Quel est ce pressentiment qui vient sourdre du cœur,
éteignant le souffle d'une molle mélancolie...

Sombre Nuit, aurais-tu toi aussi quelque bienveillance pour nous ?
Que caches-tu là sous ton manteau, qui envahit subrepticement mon âme ?
Un baume délec­table s'égoutte de ta main, d'une gerbe de pavots.
Tu relèves du cœur les ailes appesanties.

Une indicible émotion s'insinue : je tressaille de joie.
Oh, le grave visage, tout empreint de douceur et de recueillement,
qui se penche vers moi et me montre, sous ses boucles entremêlées,
d'une mère l'aimable jeunesse!

Combien la Lumière me paraît alors niaise, indi­gente,
et combien heureux, l'adieu béni du jour!
Quoi, ce n'était donc que cela?

De crainte que la Nuit ne détournât de toi ceux qui te servent,
tu parsemas les espaces sidéraux de sphères lumineuses
censées proclamer ta puissance et annoncer ton retour,
durant le temps de ton éloignement.

Mais les yeux infinis que la Nuit ouvre en nous
paraissent plus célestes que ces étoiles scintillantes.

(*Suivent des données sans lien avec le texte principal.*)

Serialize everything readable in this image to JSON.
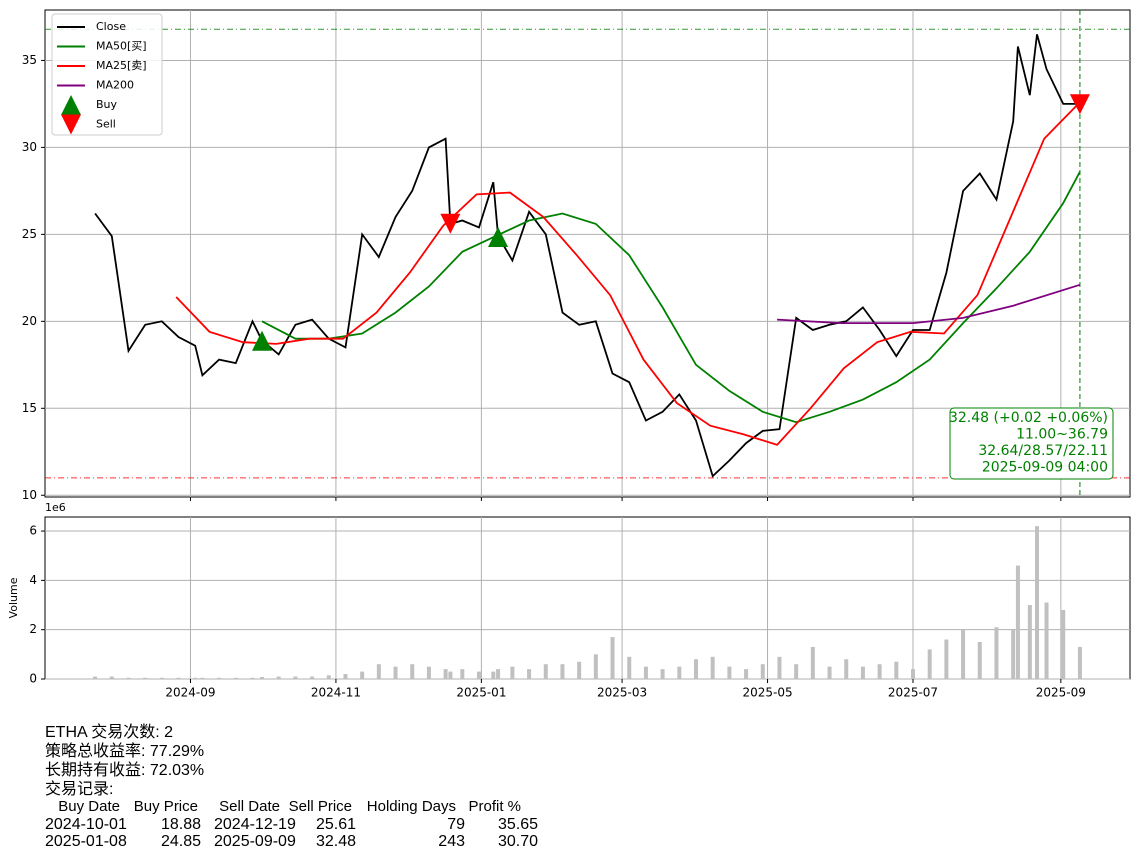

Leur regard porte plus loin, par-delà les cohortes extrêmes du firmament

Nul besoin du jour pour sonder le cœur aimant
et combler d'inef­fable volupté un espace privilégié.

Célébrons donc la reine universelle,
annonciatrice des mondes sacrés,
sauvegarde de l'amour bienheureux :
c'est elle qui t'envoie, tendre amante, aimable soleil nocturne !

À présent je veille, car je t'appartiens, comme je m'appartiens moi-même.

En décrétant que la Nuit me fût vie, tu me fis véritablement homme.
Que ta flamme spectrale consume mon corps,
et que je m'unisse plus intimement à toi en effluve subtil,
pour une nuit de noces éternelle !


[…]

Je vis chaque jour
De foi, de courage,
Et je meurs chaque nuit,
Du feu de l’extase.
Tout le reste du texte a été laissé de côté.